The CARE Council’s work is practical and collaborative. It includes reviewing protocols before wider rollout, advising on feasibility, and ensuring studies are matched to the right sites based on performance, patient population, and operational strengths.

“We’re constantly evaluating which sites are most successful, and how we can take learnings from there to support the rest of the network,” he explains. “If there’s a specific screening method certain sites are using successfully, for example, we can help other sites adopt it and develop their own referral networks.”

It is not about comparison. It is about alignment — understanding where a trial will work best and ensuring Velocity presents sponsors with a coordinated, capable network rather than a collection of individual sites.

Branching Out

His role means Dr. Khetan works across a broad mix of studies. Vaccines remain part of his work, but he has steadily expanded into trials for active disease states as well.

He notes the differences between the two. Healthy volunteer trials rely heavily on central recruitment and community outreach. Disease-specific trials require careful identification, strict inclusion criteria, and thoughtful conversations with patients already managing complex conditions.

“A lot of people think they qualify automatically,” he says. “But when you get into the criteria, many don’t.”

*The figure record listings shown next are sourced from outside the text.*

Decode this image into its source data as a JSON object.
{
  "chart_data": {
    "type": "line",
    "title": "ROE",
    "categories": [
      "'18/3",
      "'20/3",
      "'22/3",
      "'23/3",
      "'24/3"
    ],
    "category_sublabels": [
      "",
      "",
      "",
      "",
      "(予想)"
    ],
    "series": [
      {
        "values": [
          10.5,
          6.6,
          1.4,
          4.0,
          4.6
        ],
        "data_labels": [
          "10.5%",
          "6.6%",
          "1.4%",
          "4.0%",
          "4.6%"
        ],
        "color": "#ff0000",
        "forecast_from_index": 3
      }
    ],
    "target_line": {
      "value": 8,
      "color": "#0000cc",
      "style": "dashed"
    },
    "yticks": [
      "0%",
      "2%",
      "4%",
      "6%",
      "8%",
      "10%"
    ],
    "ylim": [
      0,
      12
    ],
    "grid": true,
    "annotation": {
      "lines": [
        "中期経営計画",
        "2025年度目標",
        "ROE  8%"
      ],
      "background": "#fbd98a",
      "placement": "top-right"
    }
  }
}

Being embedded in clinical practice is an advantage here. Dr. Khetan knows his patient population. He understands who might meet the inclusion criteria and who likely will not. That reduces screen failures and improves trial efficiency. At the DC site, African American participants make up a significant proportion of enrollment — something he sees as long overdue. Representation, he says, is not optional if we want medicines that work for everyone.

The Future of Medicine

And, for Dr. Khetan, that’s the driver. An extension of the instinct that first drew him into hospital corridors as a volunteer — the need to help as many people as he can.

His daughter is seventeen and already talking about a career in medicine. She has grown up hearing about trials as often as she has about clinical practice. “Most people don’t even know research is an option,” he says. “I would absolutely recommend it.”

For him, that is part of the progress, too. Not just better therapies or stronger networks, but a generation of physicians who see research not as a separate world, but as a natural extension of patient care.